This photograph of the Shop Street façade of Lynch's Castle was originally taken in 1917. The castle is the only complete secular medieval building left standing in Galway today. The earliest reference, written or visual, to the building is on the 1651 map of the city. That map shows a number of town houses which were owned by wealthy merchants at the time. The only surviving examples are Lynch's Castle and that part of Blake's Castle in Quay Street which is still standing.
Lynch's Castle is a two-period structure the original sixteenth century castle was square in plan and limited to the space now occupied by the ground floor vestibule of the bank. That portion to the west in Shop Street, ( ie.
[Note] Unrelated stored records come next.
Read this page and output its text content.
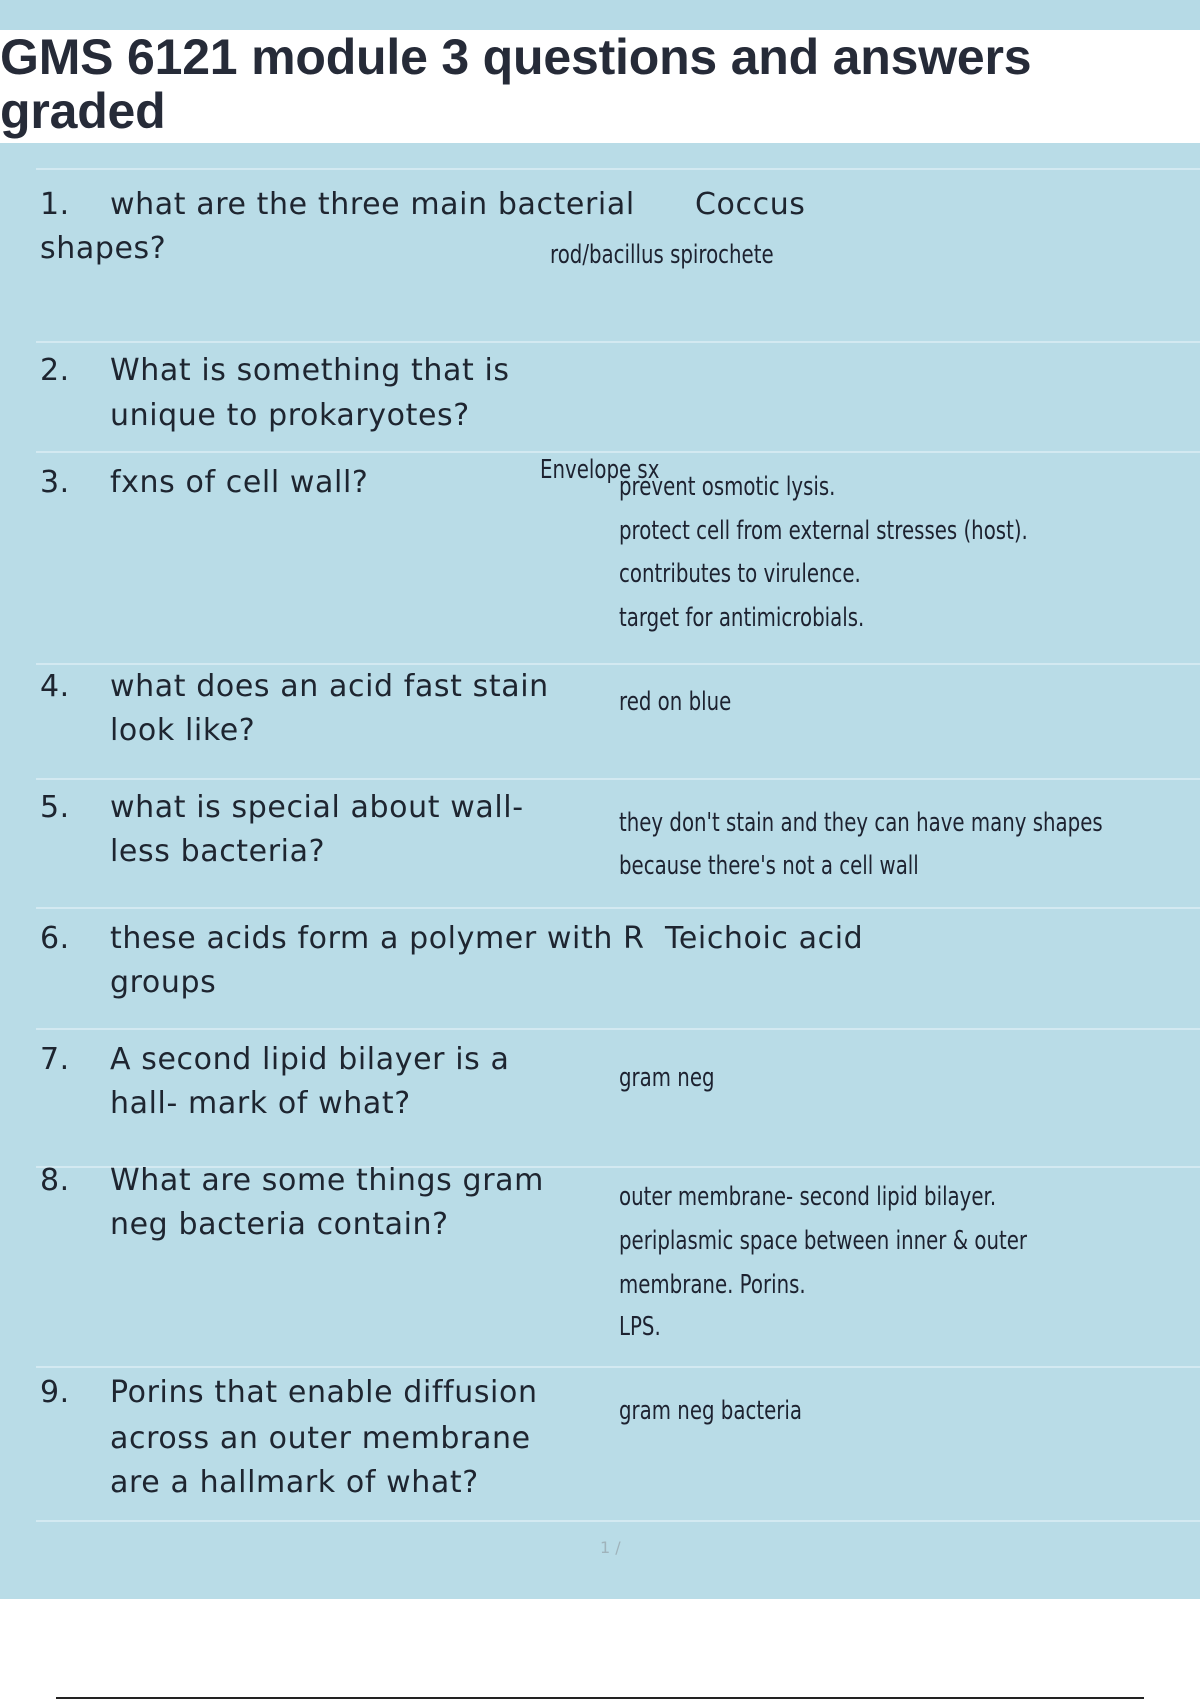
GMS 6121 module 3 questions and answers graded

1. what are the three main bacterial
shapes?
Coccus
rod/bacillus spirochete
Envelope sx
2. What is something that is
unique to prokaryotes?
3. fxns of cell wall?	prevent osmotic lysis.
protect cell from external stresses (host).
contributes to virulence.
target for antimicrobials.
4. what does an acid fast stain
look like?
red on blue
5. what is special about wall-
less bacteria?
they don't stain and they can have many shapes
because there's not a cell wall
6. these acids form a polymer with R
groups
Teichoic acid
7. A second lipid bilayer is a
hall- mark of what?
gram neg
8. What are some things gram
neg bacteria contain?
outer membrane- second lipid bilayer.
periplasmic space between inner & outer
membrane. Porins.
LPS.
9. Porins that enable diffusion
across an outer membrane
are a hallmark of what?
gram neg bacteria
1 /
To the left of our picture) was added in 1808. This extension is evident in the masonry of the exterior of the building, and the window hood-moulds of this section are very different from the earlier work. It seems that the whole interior was remodelled about this time, and the storeys altered; the window hood-moulds, panels, etc. being moved to their present location. As a result, the original locations of these features can only be guessed at.
It would appear that many of the moulding profiles and other ornamental details belonged to the original castle. They are finely carved from local limestone, and their abundance of detail and richness give us a clue as to the wealth of the early 16th century Galway merchants.
The premises were again much altered in 1880 when Peter Kirwan bought it from the Right Honourable Henry Ormsby. Kirwan had a candle making shop there, and as you can see from the signs in this photograph, The Connacht Fruit Stores were next door.
In the year after this picture was taken, 1918, The Munster and Leinster Bank leased the property from Peter Kirwan's daughter, as a preliminary to a later outright purchase. They converted the two shops we see on the ground floor into the Bank office. The round headed doorways and windows on this floor were inserted in the early 1930's.
A Dublin sculptor named Laurence Campbell carved the main entrance doorway. In the course of extending the bank premises at this time, they discovered an early 17th century fireplace, and this was re-erected in the vestibule. Frank Dorgan was the manager of the bank in the mid-sixties, and he oversaw the cleaning and repointing of the stonework, and the addition of an extension on the Abbeygate Street side.
Lynch's Castle is one of Galway's treasures. Most of us probably pass it by without a second glance, but it is worth taking a few minutes to pause and look at the wonderful carvings, and to wander into the vestibule and look at the amount of Galway history they have on display on the walls.